Poi, un giorno, avrebbe chiesto anche della signora Aoba.

Adesso veniva la questione più “fastidiosa”.

-Come … come hai conosciuto Kishida?-

E Kishimoto.

La donna alzò lo sguardo, stupita di quella domanda, ma lo vide guardare altrove, con una mano che gli copriva parte del volto, in un chiaro segno di disagio, e quell’atteggiamento lei sapeva bene cosa poteva significare; ma se da una parte era divertita da quella gelosia, dall’altra si sentì piegare nuovamente dai pensieri cupi di prima.

Scacciò il tutto scuotendo leggermente la chioma, potando qualche ciocca indietro.

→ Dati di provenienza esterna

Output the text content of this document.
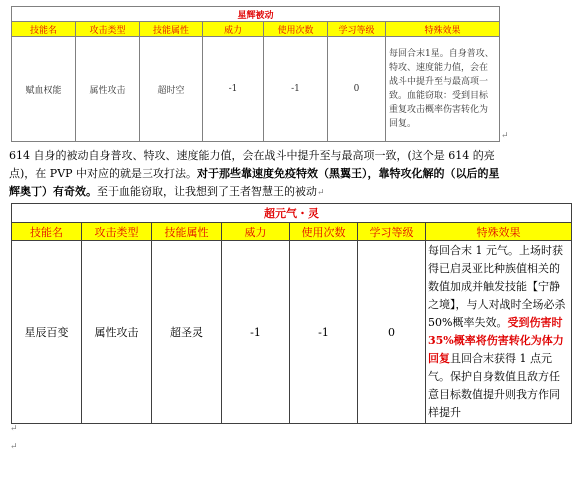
星辉被动						
技能名	攻击类型	技能属性	威力	使用次数	学习等级	特殊效果
赋血权能	属性攻击	超时空	-1	-1	0	每回合末1星。自身普攻、特攻、速度能力值，会在战斗中提升至与最高项一致。血能窃取：受到目标重复攻击概率伤害转化为回复。
↵
614 自身的被动自身普攻、特攻、速度能力值，会在战斗中提升至与最高项一致，(这个是 614 的亮点)，在 PVP 中对应的就是三攻打法。对于那些靠速度免疫特效（黑翼王），靠特攻化解的（以后的星辉奥丁）有奇效。至于血能窃取，让我想到了王者智慧王的被动↵
超元气・灵						
技能名	攻击类型	技能属性	威力	使用次数	学习等级	特殊效果
星辰百变	属性攻击	超圣灵	-1	-1	0	每回合末 1 元气。上场时获得已启灵亚比种族值相关的数值加成并触发技能【宁静之境】，与人对战时全场必杀 50%概率失效。受到伤害时 35%概率将伤害转化为体力回复且回合末获得 1 点元气。保护自身数值且敌方任意目标数值提升则我方作同样提升
↵
↵
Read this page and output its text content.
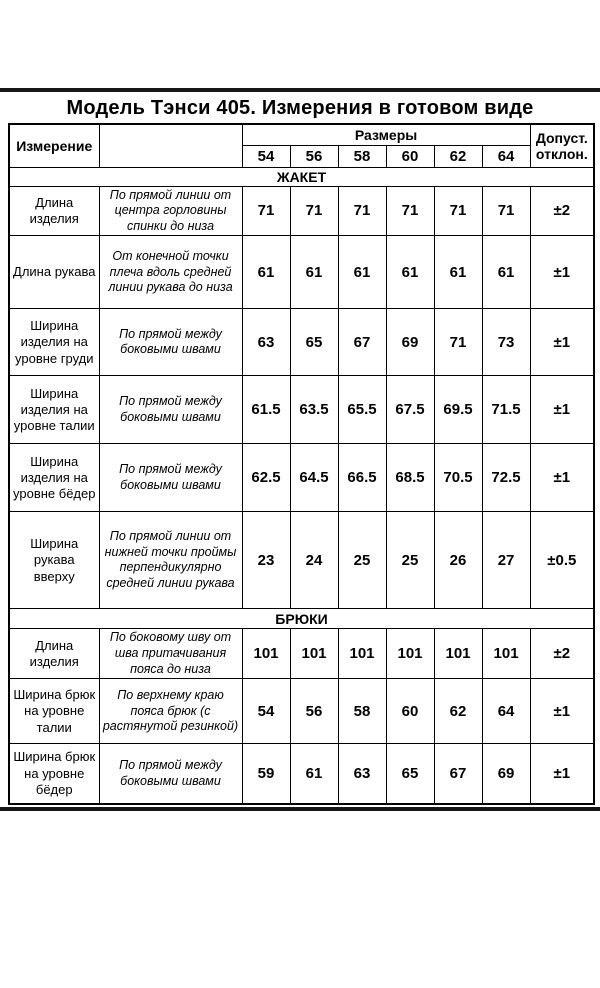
Модель Тэнси 405. Измерения в готовом виде
Измерение		Размеры						Допуст.
отклон.
		54	56	58	60	62	64	
ЖАКЕТ								
Длина изделия	По прямой линии от центра горловины спинки до низа	71	71	71	71	71	71	±2
Длина рукава	От конечной точки плеча вдоль средней линии рукава до низа	61	61	61	61	61	61	±1
Ширина изделия на уровне груди	По прямой между боковыми швами	63	65	67	69	71	73	±1
Ширина изделия на уровне талии	По прямой между боковыми швами	61.5	63.5	65.5	67.5	69.5	71.5	±1
Ширина изделия на уровне бёдер	По прямой между боковыми швами	62.5	64.5	66.5	68.5	70.5	72.5	±1
Ширина рукава вверху	По прямой линии от нижней точки проймы перпендикулярно средней линии рукава	23	24	25	25	26	27	±0.5
БРЮКИ								
Длина изделия	По боковому шву от шва притачивания пояса до низа	101	101	101	101	101	101	±2
Ширина брюк на уровне талии	По верхнему краю пояса брюк (с растянутой резинкой)	54	56	58	60	62	64	±1
Ширина брюк на уровне бёдер	По прямой между боковыми швами	59	61	63	65	67	69	±1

-Ho ricominciato a lavorare all’Ospedale Centrale, al reparto pediatria, e lì ho conosciuto Kishimoto che faceva il tirocinio; tramite lui ho conosciuto Kishida.-

-Dunque ci sei uscita insieme?-

Aveva un tono di voce secco, lo sguardo ancora infastidito rivolto altrove, e la donna poté solo sospirare paziente, tenendo le mani sul tavolo, che accarezzavano e toccavano il bicchiere di the freddo.

-Solo come amica, Jun.-

-E ci sei solo amica anche adesso?-

-Ma certo: ti ricordo che io ho Hikaru con me.-

-Che c’entra? Potevi comunque cercarti un altro, no?-

A quella sottile insinuazione lei strinse i pugni e li sbatté leggermente sul tavolo, attirando gli occhi di Jun. Notò Yayoi incupirsi leggermente, lanciandogli uno sguardo che sapeva di fiele, aspra fiele.

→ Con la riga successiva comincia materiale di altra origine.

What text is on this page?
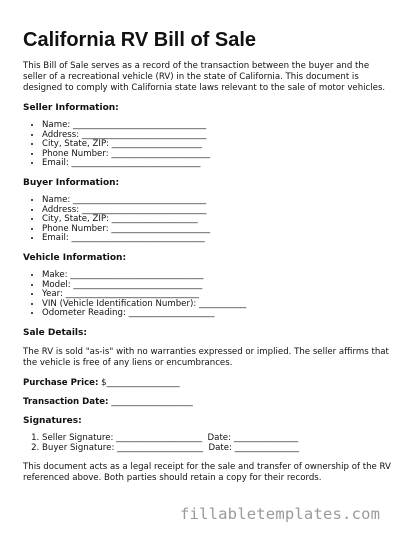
California RV Bill of Sale

This Bill of Sale serves as a record of the transaction between the buyer and the seller of a recreational vehicle (RV) in the state of California. This document is designed to comply with California state laws relevant to the sale of motor vehicles.

Seller Information:
• Name: _______________________________
• Address: _____________________________
• City, State, ZIP: _____________________
• Phone Number: _______________________
• Email: ______________________________
Buyer Information:
• Name: _______________________________
• Address: _____________________________
• City, State, ZIP: ____________________
• Phone Number: _______________________
• Email: _______________________________
Vehicle Information:
• Make: _______________________________
• Model: ______________________________
• Year: _______________________________
• VIN (Vehicle Identification Number): ___________
• Odometer Reading: ____________________
Sale Details:

The RV is sold "as-is" with no warranties expressed or implied. The seller affirms that the vehicle is free of any liens or encumbrances.

Purchase Price: $_________________

Transaction Date: ___________________

Signatures:
1. Seller Signature: ____________________  Date: _______________
2. Buyer Signature: ____________________  Date: _______________

This document acts as a legal receipt for the sale and transfer of ownership of the RV referenced above. Both parties should retain a copy for their records.

fillabletemplates.com
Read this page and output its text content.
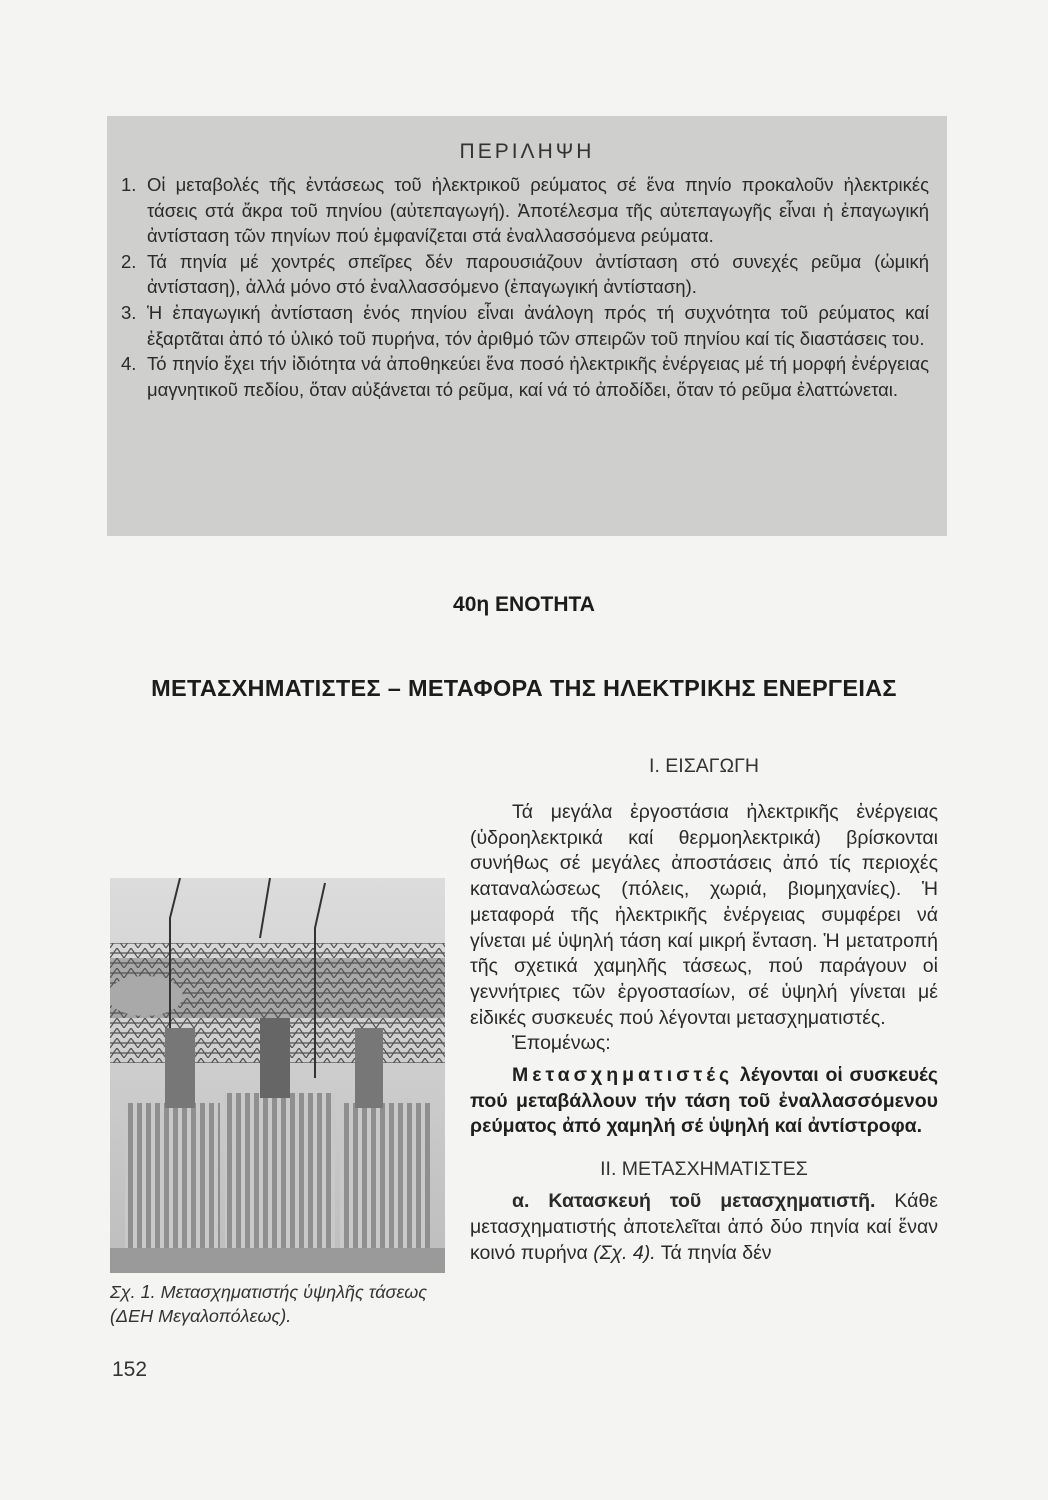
ΠΕΡΙΛΗΨΗ
1. Οἱ μεταβολές τῆς ἐντάσεως τοῦ ἠλεκτρικοῦ ρεύματος σέ ἕνα πηνίο προκαλοῦν ἠλεκτρικές τάσεις στά ἄκρα τοῦ πηνίου (αὐτεπαγωγή). Ἀποτέλεσμα τῆς αὐτεπαγωγῆς εἶναι ἡ ἐπαγωγική ἀντίσταση τῶν πηνίων πού ἐμφανίζεται στά ἐναλλασσόμενα ρεύματα.
2. Τά πηνία μέ χοντρές σπεῖρες δέν παρουσιάζουν ἀντίσταση στό συνεχές ρεῦμα (ὠμική ἀντίσταση), ἀλλά μόνο στό ἐναλλασσόμενο (ἐπαγωγική ἀντίσταση).
3. Ἡ ἐπαγωγική ἀντίσταση ἑνός πηνίου εἶναι ἀνάλογη πρός τή συχνότητα τοῦ ρεύματος καί ἐξαρτᾶται ἀπό τό ὑλικό τοῦ πυρήνα, τόν ἀριθμό τῶν σπειρῶν τοῦ πηνίου καί τίς διαστάσεις του.
4. Τό πηνίο ἔχει τήν ἰδιότητα νά ἀποθηκεύει ἕνα ποσό ἠλεκτρικῆς ἐνέργειας μέ τή μορφή ἐνέργειας μαγνητικοῦ πεδίου, ὅταν αὐξάνεται τό ρεῦμα, καί νά τό ἀποδίδει, ὅταν τό ρεῦμα ἐλαττώνεται.
40η ΕΝΟΤΗΤΑ
ΜΕΤΑΣΧΗΜΑΤΙΣΤΕΣ – ΜΕΤΑΦΟΡΑ ΤΗΣ ΗΛΕΚΤΡΙΚΗΣ ΕΝΕΡΓΕΙΑΣ
Σχ. 1. Μετασχηματιστής ὑψηλῆς τάσεως (ΔΕΗ Μεγαλοπόλεως).

I. ΕΙΣΑΓΩΓΗ

Τά μεγάλα ἐργοστάσια ἠλεκτρικῆς ἐνέργειας (ὑδροηλεκτρικά καί θερμοηλεκτρικά) βρίσκονται συνήθως σέ μεγάλες ἀποστάσεις ἀπό τίς περιοχές καταναλώσεως (πόλεις, χωριά, βιομηχανίες). Ἡ μεταφορά τῆς ἠλεκτρικῆς ἐνέργειας συμφέρει νά γίνεται μέ ὑψηλή τάση καί μικρή ἔνταση. Ἡ μετατροπή τῆς σχετικά χαμηλῆς τάσεως, πού παράγουν οἱ γεννήτριες τῶν ἐργοστασίων, σέ ὑψηλή γίνεται μέ εἰδικές συσκευές πού λέγονται μετασχηματιστές.

Ἑπομένως:

Μετασχηματιστές λέγονται οἱ συσκευές πού μεταβάλλουν τήν τάση τοῦ ἐναλλασσόμενου ρεύματος ἀπό χαμηλή σέ ὑψηλή καί ἀντίστροφα.

II. ΜΕΤΑΣΧΗΜΑΤΙΣΤΕΣ

α. Κατασκευή τοῦ μετασχηματιστῆ. Κάθε μετασχηματιστής ἀποτελεῖται ἀπό δύο πηνία καί ἕναν κοινό πυρήνα (Σχ. 4). Τά πηνία δέν

152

-… non voglio nessun per Hikaru se non suo padre. Solo suo padre.-

E strinse i denti per non lasciare il suo cuore confessare oltre, ma già quelle parole furono sufficiente per Misugi, che si sentì in colpa e spense subito quello sciocco fastidio, rivolgendosi direttamente alla donna, posando anche lui le mani sul tavolo, talmente vicine a quelle della donna che gli bastava allungare le dita per sfiorarla. Ma si trattenne.

-Scusami. Scusami Yayoi.-

Ed era la seconda volta, in quella giornata, che lo sentiva pronunciare quelle parole.

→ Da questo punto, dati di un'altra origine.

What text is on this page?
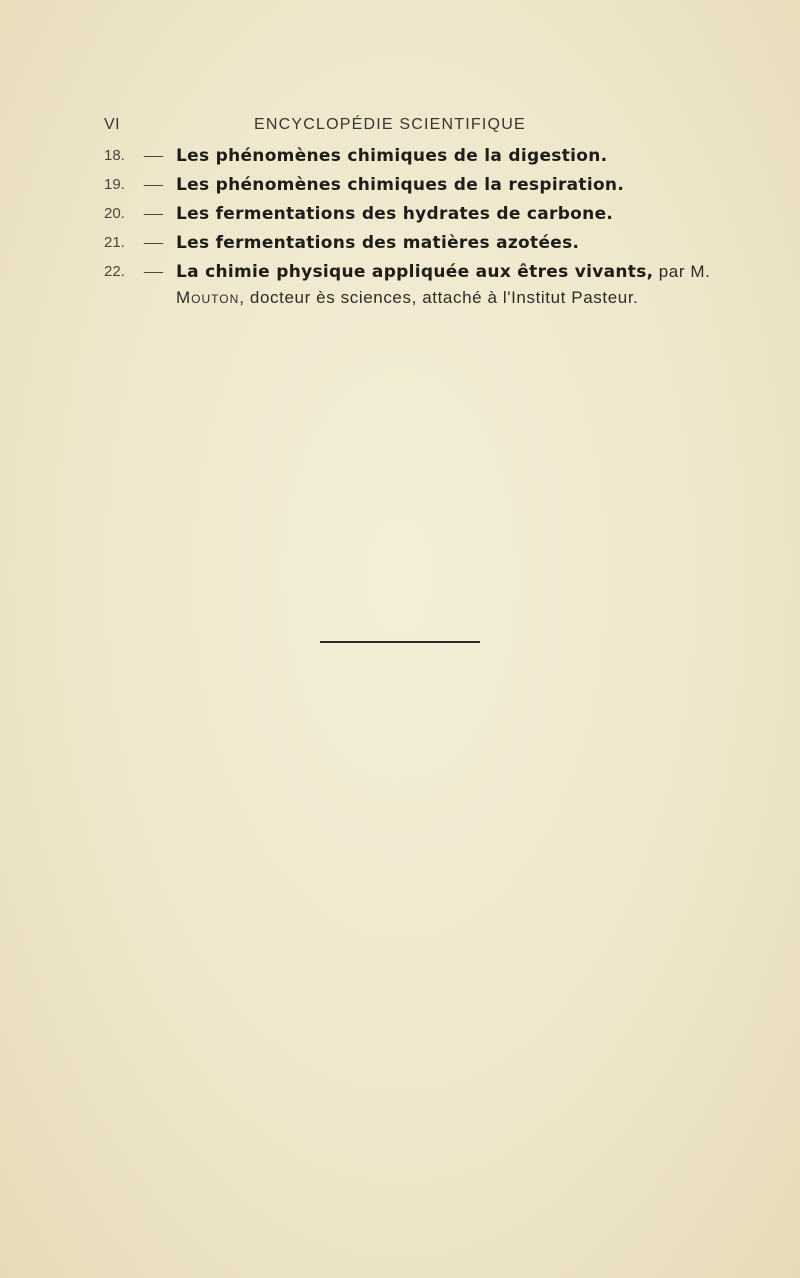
VI	ENCYCLOPÉDIE SCIENTIFIQUE
18. — Les phénomènes chimiques de la digestion.
19. — Les phénomènes chimiques de la respiration.
20. — Les fermentations des hydrates de carbone.
21. — Les fermentations des matières azotées.
22. — La chimie physique appliquée aux êtres vivants, par M. Mouton, docteur ès sciences, attaché à l'Institut Pasteur.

La donna respirò, ed annuì, riprendendo il suo racconto.

-Comunque ho cominciato a lavorare e crescere Hikaru.

Tuttavia … non mi era possibile prendere molti turni di lavoro, Hikaru era piccolo e aveva bisogno di me, pertanto … ben presto mi resi conto che non potei più lavorare, e nuovamente … non fui in grado di provvedere economicamente al sostentamento del bambino.-

-E ti sei trasferita di nuovo da tuo padre?-

Lei annuì, stavolta con sincera vergogna in volto, le mani di nuovo stretta fra loro.

L’uomo posò una sua mano su quelle di lei, per sostenerla.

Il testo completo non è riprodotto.